Boxing was king, until deposed with a punch
Again, it is possible to dismiss this decline as short-term and not terribly large. Although anecdotes abound of high schools dropping football, the total number of schools playing football has held steady due to modest growth in the South and West. But what if these trends are the first signs of a shift in the culture?
In 1926, when boxing — not football — was king (the NFL was not formed under that name until 1922), Gene Tunney’s heavyweight victory over Jack Dempsey was banner headline news in The New York Times, which covered it with a half-dozen stories on the front page. Even the Super Bowl does not receive that coverage today: Boxing was one of the top two spectator sports in the 1920s. Today, boxing has dropped far out of the Big Four sports and is at risk of being eclipsed by mixed martial arts and pro wrestling.

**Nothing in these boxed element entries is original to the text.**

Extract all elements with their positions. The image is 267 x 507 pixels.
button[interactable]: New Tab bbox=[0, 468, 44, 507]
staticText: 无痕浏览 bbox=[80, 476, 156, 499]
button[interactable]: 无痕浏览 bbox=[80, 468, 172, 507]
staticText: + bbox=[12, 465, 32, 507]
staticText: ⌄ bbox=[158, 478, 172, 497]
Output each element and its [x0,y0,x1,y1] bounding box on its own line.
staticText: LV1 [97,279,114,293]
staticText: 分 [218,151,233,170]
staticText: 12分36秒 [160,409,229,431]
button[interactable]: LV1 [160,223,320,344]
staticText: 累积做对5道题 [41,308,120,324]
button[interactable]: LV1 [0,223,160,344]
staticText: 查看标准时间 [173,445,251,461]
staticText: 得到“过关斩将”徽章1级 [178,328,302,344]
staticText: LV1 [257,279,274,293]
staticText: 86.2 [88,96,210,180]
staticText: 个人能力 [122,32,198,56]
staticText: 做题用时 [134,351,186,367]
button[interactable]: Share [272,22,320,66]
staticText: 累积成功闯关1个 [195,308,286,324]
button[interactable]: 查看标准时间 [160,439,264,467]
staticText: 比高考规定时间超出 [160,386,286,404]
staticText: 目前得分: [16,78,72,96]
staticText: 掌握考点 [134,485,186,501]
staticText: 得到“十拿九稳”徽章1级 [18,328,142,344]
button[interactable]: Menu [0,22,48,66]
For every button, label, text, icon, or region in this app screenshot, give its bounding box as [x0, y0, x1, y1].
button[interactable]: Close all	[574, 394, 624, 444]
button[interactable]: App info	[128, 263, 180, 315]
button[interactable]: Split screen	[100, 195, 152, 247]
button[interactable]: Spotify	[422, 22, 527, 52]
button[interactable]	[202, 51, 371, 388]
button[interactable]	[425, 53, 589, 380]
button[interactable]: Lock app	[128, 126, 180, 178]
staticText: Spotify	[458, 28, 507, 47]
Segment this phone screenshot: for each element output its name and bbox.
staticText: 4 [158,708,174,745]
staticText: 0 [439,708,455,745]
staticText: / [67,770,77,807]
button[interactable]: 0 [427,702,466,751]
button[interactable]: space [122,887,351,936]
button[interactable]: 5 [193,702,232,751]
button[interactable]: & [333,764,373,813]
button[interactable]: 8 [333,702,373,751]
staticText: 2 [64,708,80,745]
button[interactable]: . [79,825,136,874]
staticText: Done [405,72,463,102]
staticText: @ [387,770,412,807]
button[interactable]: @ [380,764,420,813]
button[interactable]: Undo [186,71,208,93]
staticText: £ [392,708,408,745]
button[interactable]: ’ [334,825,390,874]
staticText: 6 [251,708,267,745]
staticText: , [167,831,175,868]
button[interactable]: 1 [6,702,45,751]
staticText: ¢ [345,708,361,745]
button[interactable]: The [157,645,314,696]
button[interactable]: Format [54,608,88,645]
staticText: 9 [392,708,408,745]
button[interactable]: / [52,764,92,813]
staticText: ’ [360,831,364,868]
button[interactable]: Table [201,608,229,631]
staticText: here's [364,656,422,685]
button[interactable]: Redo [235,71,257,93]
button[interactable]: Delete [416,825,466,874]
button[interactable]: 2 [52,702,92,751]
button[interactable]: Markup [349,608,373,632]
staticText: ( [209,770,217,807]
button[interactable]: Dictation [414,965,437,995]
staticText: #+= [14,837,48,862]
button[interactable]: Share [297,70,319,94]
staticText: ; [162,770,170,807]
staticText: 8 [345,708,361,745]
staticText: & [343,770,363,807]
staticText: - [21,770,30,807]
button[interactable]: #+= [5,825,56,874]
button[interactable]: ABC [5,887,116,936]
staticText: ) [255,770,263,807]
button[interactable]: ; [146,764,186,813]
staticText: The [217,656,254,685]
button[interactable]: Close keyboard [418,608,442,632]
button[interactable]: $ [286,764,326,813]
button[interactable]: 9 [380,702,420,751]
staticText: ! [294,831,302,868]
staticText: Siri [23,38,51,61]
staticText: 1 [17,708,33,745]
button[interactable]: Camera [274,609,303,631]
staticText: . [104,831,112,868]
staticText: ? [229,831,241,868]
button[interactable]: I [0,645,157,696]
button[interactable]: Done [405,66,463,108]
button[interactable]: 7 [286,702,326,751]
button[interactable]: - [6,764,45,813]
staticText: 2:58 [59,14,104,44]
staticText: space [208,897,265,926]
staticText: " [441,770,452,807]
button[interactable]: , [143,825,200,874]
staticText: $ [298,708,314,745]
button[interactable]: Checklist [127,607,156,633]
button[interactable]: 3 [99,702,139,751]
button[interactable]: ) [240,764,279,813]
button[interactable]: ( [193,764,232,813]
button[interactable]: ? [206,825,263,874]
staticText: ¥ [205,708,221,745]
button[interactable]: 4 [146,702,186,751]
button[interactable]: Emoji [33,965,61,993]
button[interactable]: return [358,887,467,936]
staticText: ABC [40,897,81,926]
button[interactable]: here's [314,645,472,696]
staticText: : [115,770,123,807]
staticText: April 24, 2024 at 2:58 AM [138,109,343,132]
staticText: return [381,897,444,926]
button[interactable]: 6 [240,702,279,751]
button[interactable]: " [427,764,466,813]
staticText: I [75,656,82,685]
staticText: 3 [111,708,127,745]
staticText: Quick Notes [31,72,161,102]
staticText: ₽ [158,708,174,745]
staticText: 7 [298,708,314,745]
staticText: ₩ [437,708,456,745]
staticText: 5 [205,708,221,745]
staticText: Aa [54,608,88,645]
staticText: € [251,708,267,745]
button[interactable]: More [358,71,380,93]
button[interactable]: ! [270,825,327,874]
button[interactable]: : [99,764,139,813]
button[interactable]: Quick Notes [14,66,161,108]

What happened? The fall of boxing has many causes, but the dawning public appreciation of it as a blood sport is clearly one of them. The death of South Korean boxer Kim Duk Koo at the hands of Ray Mancini in 1982 served to crystallize the problem and led to calls for the sport’s abolition. That didn’t happen, but boxing’s popularity has fallen and will never find its way back to the top.
Ever since the Webster case cemented the link between pro football and brain injuries more than a decade ago, the NFL has had a concussion problem. Changes to the rules (and helmets), grudging recognition of the links between football and CTE, and the class action settlement have limited the hit to football’s popular appeal and the NFL’s brand.
Pro football’s reign may continue — it takes a lot to dislodge the king, after all. But two decades from now, when we look back on the heyday of NFL football, we are likely to see these events as the beginning of the end.